Value of Symbols

February 1st, 2024

Before we developed language, we made-up stories as a report on what we, in our minds, thought happened and scratched those reflections as images onto cave walls—sacred space today reflecting fabricated stories about possible real events.  Do you understand, we are still processing life with the same protocols?  Yes, the good news, we have larger and more confident groups.  We know that there are lots of languages but very few written.  A few of us humans converted markings on walls into written language but the stories still reflect our bravado along with facts about the event.  We are storytellers and not factual reporters.

I believe that we inheritably inflate our part in any experience to overcome the unconscious patterns designed and installed in all of us for our protection (unconscious lessons by family and culture).  We define in stories how we overcame the risk to our life to accomplish our goal and seek acknowledgement from our peers for the effort.  A move from cave walls to Facebook with little alteration in the requirement for tribute.
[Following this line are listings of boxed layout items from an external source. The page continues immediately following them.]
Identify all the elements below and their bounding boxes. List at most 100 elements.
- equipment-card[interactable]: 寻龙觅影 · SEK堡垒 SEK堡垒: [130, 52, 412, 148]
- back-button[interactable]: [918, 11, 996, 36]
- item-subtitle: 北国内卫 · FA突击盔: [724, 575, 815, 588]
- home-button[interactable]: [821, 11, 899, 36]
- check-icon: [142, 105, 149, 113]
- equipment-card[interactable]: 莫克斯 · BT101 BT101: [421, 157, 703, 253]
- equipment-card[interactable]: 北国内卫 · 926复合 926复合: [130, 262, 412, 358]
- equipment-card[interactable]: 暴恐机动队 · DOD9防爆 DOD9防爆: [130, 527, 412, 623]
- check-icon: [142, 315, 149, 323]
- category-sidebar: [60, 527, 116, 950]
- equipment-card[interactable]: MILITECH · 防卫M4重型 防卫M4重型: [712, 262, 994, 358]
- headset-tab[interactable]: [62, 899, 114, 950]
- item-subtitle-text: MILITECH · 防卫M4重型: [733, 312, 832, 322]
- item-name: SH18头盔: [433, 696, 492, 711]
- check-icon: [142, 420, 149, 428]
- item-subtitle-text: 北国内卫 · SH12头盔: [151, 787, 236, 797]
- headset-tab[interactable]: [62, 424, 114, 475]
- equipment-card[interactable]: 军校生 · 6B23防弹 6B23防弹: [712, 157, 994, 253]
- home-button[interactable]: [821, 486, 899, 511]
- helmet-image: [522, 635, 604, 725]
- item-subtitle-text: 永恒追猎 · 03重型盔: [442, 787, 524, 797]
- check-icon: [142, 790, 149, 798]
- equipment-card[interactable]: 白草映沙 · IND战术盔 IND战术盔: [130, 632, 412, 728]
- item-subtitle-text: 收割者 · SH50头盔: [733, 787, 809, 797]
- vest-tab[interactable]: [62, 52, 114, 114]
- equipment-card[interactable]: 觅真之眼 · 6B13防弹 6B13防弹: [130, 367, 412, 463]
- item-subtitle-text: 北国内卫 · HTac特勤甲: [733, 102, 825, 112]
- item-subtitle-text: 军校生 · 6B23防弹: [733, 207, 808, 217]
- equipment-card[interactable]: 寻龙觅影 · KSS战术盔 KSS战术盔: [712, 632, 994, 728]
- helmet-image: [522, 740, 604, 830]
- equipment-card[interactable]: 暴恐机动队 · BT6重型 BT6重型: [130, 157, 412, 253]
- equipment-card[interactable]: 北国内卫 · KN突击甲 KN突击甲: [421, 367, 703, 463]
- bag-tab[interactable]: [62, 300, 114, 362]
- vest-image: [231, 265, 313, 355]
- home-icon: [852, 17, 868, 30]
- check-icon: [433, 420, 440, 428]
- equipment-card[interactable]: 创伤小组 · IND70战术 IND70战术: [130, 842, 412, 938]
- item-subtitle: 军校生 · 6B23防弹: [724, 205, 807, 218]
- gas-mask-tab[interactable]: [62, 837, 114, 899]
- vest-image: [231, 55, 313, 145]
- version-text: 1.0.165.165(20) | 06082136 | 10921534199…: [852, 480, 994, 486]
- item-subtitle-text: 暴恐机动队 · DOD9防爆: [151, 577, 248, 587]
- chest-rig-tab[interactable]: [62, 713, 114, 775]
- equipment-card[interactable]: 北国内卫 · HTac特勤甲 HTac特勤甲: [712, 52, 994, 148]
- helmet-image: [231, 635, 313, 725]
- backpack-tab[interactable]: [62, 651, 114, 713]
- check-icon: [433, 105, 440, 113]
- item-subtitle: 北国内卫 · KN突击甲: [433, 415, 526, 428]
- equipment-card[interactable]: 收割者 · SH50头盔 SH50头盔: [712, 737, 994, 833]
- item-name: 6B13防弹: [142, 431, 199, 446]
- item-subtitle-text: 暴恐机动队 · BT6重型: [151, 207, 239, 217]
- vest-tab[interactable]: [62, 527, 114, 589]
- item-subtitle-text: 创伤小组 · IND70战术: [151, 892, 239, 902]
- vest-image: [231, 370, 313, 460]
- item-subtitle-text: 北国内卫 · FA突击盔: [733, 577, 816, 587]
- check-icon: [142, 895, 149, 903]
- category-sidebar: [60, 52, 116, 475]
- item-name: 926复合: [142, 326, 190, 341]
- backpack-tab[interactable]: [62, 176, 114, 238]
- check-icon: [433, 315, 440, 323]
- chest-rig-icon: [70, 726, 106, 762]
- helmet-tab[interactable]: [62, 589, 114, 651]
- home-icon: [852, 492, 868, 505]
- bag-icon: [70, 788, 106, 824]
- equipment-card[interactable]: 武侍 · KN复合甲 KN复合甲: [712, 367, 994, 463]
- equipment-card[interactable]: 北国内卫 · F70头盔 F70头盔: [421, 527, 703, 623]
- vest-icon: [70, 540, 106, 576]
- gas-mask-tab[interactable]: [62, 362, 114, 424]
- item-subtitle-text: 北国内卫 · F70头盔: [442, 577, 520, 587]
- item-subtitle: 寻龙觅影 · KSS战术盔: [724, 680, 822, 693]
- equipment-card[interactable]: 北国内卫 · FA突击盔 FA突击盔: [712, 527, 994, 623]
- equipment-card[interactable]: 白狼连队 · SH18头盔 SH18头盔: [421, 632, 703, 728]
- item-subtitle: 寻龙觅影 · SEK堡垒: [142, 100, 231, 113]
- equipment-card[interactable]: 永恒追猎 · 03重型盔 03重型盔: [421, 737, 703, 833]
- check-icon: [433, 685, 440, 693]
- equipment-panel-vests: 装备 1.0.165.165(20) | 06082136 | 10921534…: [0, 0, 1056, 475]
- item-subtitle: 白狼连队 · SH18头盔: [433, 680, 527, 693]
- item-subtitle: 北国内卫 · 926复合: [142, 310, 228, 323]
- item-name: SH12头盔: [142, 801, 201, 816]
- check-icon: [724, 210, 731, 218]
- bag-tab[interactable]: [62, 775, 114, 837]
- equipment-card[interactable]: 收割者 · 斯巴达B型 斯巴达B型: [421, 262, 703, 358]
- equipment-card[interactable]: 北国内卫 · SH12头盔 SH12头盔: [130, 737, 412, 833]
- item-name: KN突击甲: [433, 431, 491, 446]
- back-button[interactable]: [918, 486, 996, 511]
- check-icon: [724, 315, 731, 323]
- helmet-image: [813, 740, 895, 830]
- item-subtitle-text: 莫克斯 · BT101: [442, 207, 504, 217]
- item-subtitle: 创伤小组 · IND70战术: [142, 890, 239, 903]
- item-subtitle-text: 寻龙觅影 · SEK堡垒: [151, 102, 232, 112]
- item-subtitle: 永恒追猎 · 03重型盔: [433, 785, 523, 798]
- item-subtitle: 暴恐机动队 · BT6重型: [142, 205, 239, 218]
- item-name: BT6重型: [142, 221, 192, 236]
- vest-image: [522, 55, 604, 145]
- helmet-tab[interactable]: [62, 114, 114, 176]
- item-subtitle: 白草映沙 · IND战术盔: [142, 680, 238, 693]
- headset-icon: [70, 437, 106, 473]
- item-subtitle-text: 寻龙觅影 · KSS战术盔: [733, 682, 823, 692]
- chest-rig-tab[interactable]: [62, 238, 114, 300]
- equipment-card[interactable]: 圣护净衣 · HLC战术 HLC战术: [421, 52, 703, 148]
When we witness a phenomenon, any imaginable perception, we record it as a symbol—an image that we link to the actual phenomena.  When we developed language, we attempted to apply logical structure (mapping for space as location) and that breaks the connection to the phenomena; a non-logical perception.  This assimilation of thought to logical things is useful in practical human life.  We Earth creatures define self as a logical object in space.  We necessarily express ourselves by means of words and we usually think in terms of space or location.  But the unknown, by definition, is not a logical reference nor does it exist in any defined space.  Language requires us to establish between our ideas the same sharp and precise distinctions, the same discontinuity, as between material objects.  This is not possible.  A novel creation is not a logical recalled experience.  Getting lost in the attempt to map via logic may generate sufficient disconnect from the inspiring potential.  

Over the centuries, we have attempted to revert to those old symbols; that effort traditionally presents itself as totally ideological.  Very fun experience for a meditation but will not pay the rent.  Phenomena does not occupy space.  If we attempt to rid ourselves of those old clumsy links to symbols, we find ourselves lost in a space with no future—always unknown and phenomenon by definition.  The game of processing quality to find quality introduces contradiction into the very heart of the process.  The logical conclusion to redundancy is annihilation. 

We have created an undefined “space” for potential.  Materializing symbols are clues from that potential and we need to attend to those clues for sufficient time (a special partition of space) to become a demonstration in logical form to represent, with limitation, that potential.  We have a game.